Having no insanity defense also affects people with mental illness who don't commit crimes, LaCroix argues, because it means less money goes into developing mental health facilities outside of prisons — the typical destination for people found not guilty by reason of insanity in other states. "The severely mentally ill end up rotating through jail" in states without insanity defenses, she says. "If you have the insanity defense, you're then forced to get appropriate infrastructure."
The American Bar Association and the American Civil Liberties Union have partnered in Idaho to lobby for a law banning the death penalty for the severely mentally ill. (LaCroix is involved in the initiative.) Kathy Griesmyer, a policy strategist with the ACLU, says if a law is passed, it could remove up to two of the nine people in Idaho awaiting the death penalty from death row. But the initiative would not change the state's lack of an insanity defense.
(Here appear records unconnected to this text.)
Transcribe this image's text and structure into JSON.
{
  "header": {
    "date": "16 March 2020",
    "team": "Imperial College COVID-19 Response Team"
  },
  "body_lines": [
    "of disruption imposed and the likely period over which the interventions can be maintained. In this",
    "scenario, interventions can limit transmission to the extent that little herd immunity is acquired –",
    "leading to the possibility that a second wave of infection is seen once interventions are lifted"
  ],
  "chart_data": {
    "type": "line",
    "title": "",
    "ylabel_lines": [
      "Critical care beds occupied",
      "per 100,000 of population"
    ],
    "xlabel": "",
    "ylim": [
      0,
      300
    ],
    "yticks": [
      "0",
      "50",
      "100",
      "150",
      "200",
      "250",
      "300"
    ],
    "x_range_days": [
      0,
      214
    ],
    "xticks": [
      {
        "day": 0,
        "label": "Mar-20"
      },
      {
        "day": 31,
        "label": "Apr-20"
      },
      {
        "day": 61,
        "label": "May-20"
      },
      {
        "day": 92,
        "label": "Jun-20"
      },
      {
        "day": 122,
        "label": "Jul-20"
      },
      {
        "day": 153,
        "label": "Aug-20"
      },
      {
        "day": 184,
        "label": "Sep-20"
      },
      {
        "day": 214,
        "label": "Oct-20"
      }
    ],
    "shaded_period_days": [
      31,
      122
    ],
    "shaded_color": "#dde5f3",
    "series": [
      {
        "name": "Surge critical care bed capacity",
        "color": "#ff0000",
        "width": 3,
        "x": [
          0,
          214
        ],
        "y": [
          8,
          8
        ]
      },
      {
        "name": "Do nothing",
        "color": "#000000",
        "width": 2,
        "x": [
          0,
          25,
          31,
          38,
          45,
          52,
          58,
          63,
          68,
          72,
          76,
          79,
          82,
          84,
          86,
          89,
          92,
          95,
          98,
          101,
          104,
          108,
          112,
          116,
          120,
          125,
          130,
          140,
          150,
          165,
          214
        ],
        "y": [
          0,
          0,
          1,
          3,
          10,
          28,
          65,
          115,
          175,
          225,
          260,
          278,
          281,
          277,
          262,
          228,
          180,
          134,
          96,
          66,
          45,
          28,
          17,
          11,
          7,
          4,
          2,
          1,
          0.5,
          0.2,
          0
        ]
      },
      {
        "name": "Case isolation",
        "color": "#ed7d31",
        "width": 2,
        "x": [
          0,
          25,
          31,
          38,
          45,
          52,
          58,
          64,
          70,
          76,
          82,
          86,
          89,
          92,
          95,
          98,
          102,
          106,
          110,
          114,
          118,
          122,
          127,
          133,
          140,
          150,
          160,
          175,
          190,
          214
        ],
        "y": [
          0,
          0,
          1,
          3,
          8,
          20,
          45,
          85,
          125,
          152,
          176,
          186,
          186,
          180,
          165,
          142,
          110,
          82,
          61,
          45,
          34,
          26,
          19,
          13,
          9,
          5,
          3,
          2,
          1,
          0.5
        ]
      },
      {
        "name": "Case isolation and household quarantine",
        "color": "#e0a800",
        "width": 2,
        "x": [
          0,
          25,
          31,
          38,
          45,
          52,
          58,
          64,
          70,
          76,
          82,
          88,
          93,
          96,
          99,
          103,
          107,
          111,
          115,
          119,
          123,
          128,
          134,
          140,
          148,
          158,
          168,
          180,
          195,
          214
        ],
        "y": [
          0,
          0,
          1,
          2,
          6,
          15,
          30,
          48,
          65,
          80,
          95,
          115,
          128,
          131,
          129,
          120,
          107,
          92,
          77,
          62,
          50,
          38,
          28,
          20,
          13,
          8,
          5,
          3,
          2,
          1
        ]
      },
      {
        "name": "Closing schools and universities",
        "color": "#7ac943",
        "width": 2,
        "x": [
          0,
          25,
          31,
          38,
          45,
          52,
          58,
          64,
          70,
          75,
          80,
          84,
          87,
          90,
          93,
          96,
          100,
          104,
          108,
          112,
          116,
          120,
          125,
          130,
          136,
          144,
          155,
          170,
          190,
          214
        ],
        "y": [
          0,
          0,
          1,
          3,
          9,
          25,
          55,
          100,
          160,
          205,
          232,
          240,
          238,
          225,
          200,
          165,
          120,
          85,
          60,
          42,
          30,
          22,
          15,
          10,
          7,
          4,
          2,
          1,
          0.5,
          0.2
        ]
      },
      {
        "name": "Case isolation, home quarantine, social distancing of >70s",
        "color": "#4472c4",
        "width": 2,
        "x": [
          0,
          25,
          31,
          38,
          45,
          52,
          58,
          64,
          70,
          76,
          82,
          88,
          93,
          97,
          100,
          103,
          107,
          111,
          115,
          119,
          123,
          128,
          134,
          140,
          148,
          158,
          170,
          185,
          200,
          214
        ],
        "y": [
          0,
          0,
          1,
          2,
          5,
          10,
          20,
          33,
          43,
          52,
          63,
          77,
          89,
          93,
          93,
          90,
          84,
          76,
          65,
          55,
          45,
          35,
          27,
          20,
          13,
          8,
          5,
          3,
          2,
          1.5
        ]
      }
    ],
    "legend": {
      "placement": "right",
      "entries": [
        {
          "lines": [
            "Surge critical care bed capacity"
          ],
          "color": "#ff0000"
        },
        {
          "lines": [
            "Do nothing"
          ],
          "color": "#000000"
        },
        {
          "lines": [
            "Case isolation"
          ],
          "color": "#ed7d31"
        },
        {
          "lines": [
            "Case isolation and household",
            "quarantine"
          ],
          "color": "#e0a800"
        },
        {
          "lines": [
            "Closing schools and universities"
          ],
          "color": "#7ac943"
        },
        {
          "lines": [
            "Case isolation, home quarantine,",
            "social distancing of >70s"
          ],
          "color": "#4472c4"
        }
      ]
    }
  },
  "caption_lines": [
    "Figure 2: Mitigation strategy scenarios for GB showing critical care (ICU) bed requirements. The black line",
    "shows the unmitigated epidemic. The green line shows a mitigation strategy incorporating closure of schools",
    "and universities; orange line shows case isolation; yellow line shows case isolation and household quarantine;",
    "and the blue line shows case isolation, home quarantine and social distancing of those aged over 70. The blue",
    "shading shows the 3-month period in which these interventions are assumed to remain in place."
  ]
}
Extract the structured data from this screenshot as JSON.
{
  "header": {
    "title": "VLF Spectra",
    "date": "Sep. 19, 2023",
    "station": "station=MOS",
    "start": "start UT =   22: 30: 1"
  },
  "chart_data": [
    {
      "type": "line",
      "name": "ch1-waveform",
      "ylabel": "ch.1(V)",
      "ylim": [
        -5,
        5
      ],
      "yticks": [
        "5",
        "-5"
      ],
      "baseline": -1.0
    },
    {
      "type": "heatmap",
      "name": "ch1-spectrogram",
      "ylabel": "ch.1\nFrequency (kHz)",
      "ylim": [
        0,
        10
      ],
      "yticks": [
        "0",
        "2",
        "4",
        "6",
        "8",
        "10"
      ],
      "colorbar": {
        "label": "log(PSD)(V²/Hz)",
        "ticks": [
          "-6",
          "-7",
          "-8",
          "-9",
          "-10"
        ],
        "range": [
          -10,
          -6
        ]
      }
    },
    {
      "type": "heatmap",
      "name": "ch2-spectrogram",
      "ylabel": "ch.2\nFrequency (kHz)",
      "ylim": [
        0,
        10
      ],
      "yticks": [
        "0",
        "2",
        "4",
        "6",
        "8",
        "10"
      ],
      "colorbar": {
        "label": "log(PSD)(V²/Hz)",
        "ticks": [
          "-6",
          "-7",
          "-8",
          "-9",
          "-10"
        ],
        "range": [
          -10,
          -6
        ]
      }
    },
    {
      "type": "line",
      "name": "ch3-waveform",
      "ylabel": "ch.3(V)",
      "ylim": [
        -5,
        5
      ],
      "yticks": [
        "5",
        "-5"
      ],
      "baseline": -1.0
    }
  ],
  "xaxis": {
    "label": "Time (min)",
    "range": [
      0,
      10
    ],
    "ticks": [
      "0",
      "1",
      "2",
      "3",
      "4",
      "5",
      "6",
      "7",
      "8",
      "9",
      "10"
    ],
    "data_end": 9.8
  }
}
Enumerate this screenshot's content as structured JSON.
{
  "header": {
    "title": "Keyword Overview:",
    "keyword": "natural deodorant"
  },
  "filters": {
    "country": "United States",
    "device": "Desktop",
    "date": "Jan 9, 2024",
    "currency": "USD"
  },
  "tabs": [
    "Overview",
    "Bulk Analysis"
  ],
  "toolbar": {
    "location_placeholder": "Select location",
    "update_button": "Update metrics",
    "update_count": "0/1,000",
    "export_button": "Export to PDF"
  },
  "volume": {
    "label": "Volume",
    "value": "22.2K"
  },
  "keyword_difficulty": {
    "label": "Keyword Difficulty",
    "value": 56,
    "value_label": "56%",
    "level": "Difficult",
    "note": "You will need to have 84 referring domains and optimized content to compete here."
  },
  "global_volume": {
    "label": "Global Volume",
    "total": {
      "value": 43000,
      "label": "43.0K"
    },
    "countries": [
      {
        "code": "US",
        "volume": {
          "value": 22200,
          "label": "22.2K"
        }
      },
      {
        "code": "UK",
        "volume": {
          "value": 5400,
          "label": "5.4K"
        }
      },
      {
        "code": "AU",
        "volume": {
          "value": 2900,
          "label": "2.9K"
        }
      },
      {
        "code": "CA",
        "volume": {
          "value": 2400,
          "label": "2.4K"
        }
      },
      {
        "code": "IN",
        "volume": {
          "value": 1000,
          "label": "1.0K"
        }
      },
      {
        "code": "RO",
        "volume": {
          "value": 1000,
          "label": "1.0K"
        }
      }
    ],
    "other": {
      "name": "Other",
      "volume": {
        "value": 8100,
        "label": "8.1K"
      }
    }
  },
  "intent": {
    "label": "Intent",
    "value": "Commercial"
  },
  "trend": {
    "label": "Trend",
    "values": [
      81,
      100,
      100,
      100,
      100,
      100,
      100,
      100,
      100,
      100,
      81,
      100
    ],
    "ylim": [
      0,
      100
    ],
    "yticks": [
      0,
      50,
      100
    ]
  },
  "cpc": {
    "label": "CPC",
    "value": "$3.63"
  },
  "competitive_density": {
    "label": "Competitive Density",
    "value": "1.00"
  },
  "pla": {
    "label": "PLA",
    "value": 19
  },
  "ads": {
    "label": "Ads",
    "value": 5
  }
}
In 2012, the U.S. Supreme Court declined to review a case that would have forced a consideration of whether or not states without an insanity defense violate the U.S. Constitution. Justices Stephen Breyer, Sonia Sotomayor and Ruth Bader Ginsburg dissented from the decision.
Cahill was a defense attorney in the case. Another recent case of his, which involved mental illness, is being appealed in Idaho. Cahill hopes that case will reach the U.S. Supreme Court and that the justices will agree to hear it, though he knows the odds are not in his favor. "I'm being realistic," he says. "I don't think [the law] is going to change. But if I don't keep fighting this battle, then it doesn't."